Più che dal pittoresco episodio della mongolfiera con dedica al mafioso ammazzato, per raccontare il contesto di Valenzano si può partire dal 28 settembre 2016. È il giorno in cui Lomoro denuncia di aver subìto un’aggressione in ufficio da parte di un pluripregiudicato che pretendeva l’assegnazione di un alloggio confiscato alla mafia. Le cronache di un anno fa hanno riportato la notizia dell’arresto di Matteo Radogna, ma non hanno illustrato fino in fondo a cosa mirasse la prepotenza di questo 34enne. L’uomo voleva infatti ottenere una casa su via Bari, confiscata ai clan, che era stata nella disponibilità di Vito Di Benedetto, alias «Vito U’Rizz», un affiliato degli Stramaglia ucciso dal piombo il 17 giugno 2009. Il messaggio era chiaro: quella è roba nostra.


È certamente una coincidenza che il Radogna fosse stato controllato dai Carabinieri in compagnia di Antonio Cannone, un maresciallo dei vigili urbani oggi in pensione che nel suo passato vanta una esperienza da consigliere comunale dell’Udc, oltre che una lunga serie di precedenti di polizia.

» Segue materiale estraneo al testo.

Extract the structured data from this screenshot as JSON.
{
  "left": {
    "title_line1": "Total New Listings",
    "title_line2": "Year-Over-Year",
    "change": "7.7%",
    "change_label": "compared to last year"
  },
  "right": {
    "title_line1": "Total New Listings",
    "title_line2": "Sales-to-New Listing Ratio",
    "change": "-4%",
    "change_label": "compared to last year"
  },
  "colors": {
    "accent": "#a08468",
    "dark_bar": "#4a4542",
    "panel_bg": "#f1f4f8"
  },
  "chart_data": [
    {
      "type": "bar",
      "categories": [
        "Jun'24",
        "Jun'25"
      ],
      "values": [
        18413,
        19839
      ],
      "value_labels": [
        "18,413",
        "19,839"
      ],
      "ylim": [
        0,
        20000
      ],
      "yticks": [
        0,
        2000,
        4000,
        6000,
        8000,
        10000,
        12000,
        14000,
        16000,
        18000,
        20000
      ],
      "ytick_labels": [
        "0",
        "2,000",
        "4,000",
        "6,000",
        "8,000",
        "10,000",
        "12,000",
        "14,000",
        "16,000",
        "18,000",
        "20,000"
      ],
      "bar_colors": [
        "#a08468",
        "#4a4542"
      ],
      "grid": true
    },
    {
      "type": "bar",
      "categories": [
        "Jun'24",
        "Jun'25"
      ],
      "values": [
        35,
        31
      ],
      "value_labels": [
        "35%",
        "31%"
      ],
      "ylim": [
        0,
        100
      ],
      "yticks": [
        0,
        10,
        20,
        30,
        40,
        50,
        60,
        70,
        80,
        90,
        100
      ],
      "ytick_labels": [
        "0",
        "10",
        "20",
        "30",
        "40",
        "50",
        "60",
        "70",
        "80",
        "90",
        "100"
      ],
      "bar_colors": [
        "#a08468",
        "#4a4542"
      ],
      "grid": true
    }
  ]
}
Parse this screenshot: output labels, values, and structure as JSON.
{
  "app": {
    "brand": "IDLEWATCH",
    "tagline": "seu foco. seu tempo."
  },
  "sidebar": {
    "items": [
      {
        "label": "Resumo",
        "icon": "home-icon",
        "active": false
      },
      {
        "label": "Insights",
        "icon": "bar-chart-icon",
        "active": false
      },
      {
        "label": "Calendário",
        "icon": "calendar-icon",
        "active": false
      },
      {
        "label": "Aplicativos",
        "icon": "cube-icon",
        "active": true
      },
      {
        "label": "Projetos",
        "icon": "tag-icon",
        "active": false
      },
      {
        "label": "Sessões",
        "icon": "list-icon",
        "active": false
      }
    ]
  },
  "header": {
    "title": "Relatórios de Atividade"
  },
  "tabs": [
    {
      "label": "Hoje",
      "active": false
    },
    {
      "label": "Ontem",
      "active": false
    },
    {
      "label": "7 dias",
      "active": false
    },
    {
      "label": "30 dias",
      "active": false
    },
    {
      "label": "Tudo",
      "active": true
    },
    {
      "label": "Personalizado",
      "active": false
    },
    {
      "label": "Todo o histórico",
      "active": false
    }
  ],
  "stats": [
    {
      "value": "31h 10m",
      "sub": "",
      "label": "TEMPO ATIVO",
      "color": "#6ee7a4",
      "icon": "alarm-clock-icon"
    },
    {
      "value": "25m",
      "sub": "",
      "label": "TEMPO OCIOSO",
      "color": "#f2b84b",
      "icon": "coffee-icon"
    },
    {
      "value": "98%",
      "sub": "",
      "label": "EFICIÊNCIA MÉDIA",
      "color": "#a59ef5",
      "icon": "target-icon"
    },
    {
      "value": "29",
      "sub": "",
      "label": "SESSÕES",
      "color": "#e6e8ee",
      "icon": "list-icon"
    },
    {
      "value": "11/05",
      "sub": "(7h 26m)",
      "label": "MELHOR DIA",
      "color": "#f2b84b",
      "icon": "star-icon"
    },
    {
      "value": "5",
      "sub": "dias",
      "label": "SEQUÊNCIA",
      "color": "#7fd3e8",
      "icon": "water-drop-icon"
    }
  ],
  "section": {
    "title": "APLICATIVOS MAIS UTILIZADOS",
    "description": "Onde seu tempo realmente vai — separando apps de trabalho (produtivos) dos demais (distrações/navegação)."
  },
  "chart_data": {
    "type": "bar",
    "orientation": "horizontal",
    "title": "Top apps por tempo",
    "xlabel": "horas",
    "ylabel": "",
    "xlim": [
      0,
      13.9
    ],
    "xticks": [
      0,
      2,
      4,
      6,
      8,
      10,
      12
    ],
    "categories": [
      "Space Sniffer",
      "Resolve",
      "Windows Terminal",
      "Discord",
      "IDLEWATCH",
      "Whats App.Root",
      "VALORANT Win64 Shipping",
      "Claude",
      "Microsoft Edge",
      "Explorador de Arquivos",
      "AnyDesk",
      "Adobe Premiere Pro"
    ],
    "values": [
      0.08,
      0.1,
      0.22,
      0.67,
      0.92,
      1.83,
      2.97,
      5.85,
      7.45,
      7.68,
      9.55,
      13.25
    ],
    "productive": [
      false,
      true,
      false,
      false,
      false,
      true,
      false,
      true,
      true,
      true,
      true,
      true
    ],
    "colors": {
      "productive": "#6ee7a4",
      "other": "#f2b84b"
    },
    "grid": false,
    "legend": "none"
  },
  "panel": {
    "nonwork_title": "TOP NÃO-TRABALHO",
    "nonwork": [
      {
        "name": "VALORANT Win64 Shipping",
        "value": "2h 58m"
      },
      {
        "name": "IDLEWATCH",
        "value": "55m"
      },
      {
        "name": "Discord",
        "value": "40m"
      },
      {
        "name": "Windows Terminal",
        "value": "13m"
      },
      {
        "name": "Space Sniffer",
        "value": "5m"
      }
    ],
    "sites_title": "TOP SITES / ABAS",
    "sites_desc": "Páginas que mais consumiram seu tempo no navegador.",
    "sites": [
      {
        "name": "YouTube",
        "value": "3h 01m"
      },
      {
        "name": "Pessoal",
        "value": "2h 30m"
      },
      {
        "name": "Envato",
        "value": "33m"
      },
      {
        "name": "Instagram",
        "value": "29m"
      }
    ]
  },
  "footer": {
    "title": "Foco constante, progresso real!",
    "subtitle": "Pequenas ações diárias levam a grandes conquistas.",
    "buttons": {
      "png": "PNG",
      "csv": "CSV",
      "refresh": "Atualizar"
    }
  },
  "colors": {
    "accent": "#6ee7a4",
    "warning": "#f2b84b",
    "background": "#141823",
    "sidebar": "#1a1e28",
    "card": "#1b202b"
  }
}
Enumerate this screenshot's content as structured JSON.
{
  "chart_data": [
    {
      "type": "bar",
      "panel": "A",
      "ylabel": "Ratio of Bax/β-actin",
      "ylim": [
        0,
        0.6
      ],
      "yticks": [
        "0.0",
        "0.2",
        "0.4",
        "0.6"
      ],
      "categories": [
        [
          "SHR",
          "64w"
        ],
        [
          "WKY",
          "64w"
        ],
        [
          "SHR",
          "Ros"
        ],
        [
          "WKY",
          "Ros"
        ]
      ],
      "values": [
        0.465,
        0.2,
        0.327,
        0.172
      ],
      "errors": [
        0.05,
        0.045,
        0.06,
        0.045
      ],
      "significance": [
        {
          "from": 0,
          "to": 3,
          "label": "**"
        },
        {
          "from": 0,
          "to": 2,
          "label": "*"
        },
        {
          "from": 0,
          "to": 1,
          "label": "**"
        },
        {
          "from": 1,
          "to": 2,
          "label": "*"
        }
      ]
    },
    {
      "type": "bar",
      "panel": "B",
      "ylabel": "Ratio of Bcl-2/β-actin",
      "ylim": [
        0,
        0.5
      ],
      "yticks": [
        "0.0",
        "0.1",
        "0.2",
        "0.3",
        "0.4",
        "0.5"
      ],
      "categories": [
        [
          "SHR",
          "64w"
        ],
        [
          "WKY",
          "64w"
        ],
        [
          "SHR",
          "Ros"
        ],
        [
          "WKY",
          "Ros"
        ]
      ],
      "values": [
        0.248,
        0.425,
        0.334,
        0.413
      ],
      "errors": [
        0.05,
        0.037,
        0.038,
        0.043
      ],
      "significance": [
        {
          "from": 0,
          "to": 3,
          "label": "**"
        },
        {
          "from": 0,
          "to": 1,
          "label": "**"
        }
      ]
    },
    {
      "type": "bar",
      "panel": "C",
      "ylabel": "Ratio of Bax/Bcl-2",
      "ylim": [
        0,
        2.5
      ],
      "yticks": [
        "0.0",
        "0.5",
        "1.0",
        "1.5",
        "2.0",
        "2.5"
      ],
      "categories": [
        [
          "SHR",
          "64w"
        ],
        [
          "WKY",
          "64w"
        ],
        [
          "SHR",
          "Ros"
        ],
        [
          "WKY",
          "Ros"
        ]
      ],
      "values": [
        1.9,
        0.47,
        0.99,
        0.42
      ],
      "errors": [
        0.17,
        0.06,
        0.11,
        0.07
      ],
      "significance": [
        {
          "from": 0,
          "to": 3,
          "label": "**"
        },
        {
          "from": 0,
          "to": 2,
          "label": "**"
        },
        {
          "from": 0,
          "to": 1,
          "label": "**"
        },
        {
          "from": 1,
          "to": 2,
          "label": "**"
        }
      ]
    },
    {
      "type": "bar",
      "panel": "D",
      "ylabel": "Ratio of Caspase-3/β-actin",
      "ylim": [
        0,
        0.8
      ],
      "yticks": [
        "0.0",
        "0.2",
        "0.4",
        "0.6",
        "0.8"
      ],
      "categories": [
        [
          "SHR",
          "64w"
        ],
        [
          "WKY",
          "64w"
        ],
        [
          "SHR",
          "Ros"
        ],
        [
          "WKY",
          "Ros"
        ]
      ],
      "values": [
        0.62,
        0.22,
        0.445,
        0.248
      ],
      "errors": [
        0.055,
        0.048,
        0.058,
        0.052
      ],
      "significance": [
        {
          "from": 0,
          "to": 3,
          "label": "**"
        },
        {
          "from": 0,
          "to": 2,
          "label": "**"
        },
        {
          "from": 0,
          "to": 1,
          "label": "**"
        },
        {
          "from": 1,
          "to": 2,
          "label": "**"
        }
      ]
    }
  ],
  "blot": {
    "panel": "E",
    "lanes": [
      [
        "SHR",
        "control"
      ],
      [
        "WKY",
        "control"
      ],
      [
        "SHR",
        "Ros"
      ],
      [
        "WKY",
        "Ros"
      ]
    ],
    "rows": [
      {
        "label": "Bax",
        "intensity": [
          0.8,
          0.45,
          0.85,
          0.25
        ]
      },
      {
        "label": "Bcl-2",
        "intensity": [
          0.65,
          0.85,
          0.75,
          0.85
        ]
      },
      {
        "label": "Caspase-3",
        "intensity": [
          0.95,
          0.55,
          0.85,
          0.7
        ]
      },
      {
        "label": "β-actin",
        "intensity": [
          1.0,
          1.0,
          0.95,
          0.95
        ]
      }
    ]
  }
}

E che l’ex agente di polizia municipale, controllato in tempi remoti anche in compagnia di Chelangelo Stramaglia, il boss del paese, sia anche il fratello di Luigi Cannone (il boss locale degli anni ‘80 vicino alla famiglia Di Cosola, poi ucciso anche lui in un bar di Capurso nell’ottobre del 2010) e di Pietro Cannone, anche lui vigile urbano, incensurato ma padre di Vincenzo Cannone, pregiudicato e ritenuto l’attuale reggente della famiglia su Valenzano. Ma non basta ancora. Antonio Cannone è il suocero di Annalisa Potente, consigliera comunale con Lomoro, moglie di Michele Cannone, pluripregiudicato oggi sottoposto ad obbligo di firma dopo l’arresto per droga nell’operazione «Pilastro». E qui le cose si fanno interessanti.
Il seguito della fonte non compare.